Well, at least they’re not actually goofball-popping janissaries of bin Laden, according to an article in the Denver Post, which says “the U.S. intelligence community has found no organized presence of al-Qaeda among the Libyan opposition.” I hope they keep looking for organized presences, and finding none.
The resistance has been widely criticized for its lack of organization and military skill. Some of the leadership does have combat experience. Unfortunately, they earned it by fighting us in Afghanistan. The guy running things in eastern Libya, Abdul Hakim al-Hasadi, admitted to an Italian newspaper that he was “captured in 2002 in Peshawar in Pakistan, while I was returning from Afghanistan, where I fought against the foreign invasion.”
By “foreign” he means “American.” We had him in custody in Islamabad for a while (apparently not in Gitmo, as has been reported in some circles) but we eventually handed him over to Qaddafi, who kept him in stir until 2008.

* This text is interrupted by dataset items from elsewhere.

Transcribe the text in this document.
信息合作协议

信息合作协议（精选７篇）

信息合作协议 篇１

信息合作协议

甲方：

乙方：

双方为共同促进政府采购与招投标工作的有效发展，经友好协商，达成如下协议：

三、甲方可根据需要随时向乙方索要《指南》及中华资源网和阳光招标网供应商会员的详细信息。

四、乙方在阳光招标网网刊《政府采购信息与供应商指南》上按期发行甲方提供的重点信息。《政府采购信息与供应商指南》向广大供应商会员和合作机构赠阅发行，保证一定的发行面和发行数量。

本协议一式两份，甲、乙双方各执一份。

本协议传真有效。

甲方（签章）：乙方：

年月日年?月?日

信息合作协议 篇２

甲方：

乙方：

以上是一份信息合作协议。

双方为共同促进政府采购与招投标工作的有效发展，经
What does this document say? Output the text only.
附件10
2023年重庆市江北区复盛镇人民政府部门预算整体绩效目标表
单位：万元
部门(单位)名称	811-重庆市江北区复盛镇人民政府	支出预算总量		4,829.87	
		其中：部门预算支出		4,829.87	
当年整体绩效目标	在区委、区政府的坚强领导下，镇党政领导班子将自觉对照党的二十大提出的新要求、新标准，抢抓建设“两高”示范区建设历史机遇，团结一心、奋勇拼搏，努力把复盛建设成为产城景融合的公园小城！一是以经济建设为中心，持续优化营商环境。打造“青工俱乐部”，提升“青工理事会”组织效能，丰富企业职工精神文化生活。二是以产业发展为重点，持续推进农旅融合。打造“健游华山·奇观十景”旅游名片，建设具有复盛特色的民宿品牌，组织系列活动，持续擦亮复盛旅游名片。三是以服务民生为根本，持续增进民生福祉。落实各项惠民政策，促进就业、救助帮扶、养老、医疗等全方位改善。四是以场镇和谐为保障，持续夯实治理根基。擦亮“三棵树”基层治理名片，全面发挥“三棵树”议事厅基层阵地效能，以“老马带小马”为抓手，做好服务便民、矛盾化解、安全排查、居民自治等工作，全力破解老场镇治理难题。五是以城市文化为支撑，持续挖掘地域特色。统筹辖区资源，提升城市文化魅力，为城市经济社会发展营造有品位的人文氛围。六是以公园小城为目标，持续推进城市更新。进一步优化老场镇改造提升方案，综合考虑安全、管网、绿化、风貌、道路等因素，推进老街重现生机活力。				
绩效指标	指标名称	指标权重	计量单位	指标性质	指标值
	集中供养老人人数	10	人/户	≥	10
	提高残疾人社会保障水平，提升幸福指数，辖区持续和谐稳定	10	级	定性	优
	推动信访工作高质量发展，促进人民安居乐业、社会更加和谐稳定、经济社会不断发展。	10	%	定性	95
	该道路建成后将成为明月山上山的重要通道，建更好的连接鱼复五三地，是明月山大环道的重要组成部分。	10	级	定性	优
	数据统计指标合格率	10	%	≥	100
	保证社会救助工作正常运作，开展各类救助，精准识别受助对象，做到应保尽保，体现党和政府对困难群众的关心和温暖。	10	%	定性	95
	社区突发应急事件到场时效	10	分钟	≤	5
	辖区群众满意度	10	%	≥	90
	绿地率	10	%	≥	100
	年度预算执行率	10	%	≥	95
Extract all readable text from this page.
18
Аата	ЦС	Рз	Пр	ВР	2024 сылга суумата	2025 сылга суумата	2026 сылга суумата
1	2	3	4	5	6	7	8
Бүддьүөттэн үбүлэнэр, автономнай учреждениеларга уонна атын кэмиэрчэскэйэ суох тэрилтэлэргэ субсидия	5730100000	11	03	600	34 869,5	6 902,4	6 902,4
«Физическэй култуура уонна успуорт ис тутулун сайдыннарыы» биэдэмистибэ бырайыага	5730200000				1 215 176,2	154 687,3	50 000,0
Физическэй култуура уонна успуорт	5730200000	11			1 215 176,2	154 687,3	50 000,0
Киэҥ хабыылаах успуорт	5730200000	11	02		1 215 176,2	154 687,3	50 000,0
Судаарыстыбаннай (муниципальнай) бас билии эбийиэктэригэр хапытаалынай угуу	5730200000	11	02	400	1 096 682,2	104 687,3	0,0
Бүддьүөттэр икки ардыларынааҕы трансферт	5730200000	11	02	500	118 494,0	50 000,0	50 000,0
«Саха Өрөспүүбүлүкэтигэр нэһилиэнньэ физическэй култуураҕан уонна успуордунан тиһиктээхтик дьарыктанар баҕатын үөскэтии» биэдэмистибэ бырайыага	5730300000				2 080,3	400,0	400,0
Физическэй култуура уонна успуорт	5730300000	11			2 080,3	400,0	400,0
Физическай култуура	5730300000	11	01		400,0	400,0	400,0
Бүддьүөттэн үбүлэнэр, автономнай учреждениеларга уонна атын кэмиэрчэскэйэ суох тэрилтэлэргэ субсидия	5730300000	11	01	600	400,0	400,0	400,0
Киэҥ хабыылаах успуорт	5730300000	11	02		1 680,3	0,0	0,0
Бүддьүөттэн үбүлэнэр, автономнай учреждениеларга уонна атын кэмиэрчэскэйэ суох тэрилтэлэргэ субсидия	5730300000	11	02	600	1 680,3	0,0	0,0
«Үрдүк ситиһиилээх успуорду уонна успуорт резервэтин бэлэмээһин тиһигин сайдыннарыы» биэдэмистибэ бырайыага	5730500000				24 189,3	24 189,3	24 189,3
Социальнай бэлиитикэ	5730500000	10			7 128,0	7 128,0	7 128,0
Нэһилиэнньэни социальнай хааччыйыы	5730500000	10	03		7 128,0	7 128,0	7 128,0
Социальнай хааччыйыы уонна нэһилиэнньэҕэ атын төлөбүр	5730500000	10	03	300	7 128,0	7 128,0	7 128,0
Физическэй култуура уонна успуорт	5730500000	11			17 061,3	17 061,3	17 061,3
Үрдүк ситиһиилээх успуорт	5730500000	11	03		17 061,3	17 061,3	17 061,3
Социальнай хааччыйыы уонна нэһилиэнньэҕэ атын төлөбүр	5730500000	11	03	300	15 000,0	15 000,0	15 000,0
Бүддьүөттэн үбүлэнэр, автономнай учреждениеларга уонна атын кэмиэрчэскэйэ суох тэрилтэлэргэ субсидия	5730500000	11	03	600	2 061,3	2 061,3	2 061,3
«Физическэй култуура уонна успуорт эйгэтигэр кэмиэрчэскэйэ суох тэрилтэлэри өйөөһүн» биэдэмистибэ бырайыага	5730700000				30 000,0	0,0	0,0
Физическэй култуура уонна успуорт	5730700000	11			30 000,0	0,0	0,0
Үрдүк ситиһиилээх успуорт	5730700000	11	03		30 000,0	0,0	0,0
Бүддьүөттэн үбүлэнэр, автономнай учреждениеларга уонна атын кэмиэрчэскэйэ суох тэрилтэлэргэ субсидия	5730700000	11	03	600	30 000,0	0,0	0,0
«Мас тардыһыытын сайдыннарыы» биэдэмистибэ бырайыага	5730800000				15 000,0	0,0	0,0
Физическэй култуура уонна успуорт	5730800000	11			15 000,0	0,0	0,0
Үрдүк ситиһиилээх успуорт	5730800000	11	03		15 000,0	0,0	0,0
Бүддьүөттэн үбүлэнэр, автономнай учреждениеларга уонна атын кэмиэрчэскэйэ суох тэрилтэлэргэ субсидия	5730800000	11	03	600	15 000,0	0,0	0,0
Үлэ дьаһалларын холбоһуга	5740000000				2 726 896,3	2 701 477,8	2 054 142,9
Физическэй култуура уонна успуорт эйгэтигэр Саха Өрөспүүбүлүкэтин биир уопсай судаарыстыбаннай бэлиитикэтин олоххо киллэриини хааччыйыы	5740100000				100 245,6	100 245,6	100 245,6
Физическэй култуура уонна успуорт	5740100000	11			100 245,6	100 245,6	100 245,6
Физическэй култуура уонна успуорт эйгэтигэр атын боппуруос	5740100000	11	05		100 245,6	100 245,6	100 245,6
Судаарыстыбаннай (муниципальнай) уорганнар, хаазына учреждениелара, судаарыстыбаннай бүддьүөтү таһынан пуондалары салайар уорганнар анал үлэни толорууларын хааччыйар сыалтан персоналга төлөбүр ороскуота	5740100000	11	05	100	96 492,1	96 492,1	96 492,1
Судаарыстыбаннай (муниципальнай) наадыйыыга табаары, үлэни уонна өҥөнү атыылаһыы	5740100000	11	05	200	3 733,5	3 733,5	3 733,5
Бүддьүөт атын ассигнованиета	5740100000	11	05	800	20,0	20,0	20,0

We really don’t know a lot about the Libyan opposition. It was not necessary to know much, to oppose their brutal extermination, marked by the deaths of countless civilians roasted in the wreckage of burning cities. In the Middle East, it’s hard to find allies with clean hands. Any crackdown we happen to oppose is bound to have some unappealing people on both the giving and receiving ends. That doesn’t make it any less imperative to speak up on behalf of the oppressed.
By letting the rebellion get pushed all the way back into a few cities, then launching a massive operation at the eleventh hour, Obama has married us to the Libyan opposition. If we’re really going to push Operation Odyssey Dawn until Libyan dissidents are forever safe from Qaddafi’s murderous tyranny, we’re going to be working very closely with them, and expending much blood and treasure on their behalf, for some time to come. In the end, we’ll either be sponsoring them as the new rulers of Libya, or supporting them against Qaddafi and/or his sons, after they cut some kind of deal to stay in power… or leaving them to die after we cut and run. It would be nice to think someone in the White House has gamed all those scenarios out, and taken a long look at who our partners in that game will be.
We’ve already had some ugly surprises from our new spouses in Libya. I wonder how many of them came as a surprise to the Administration.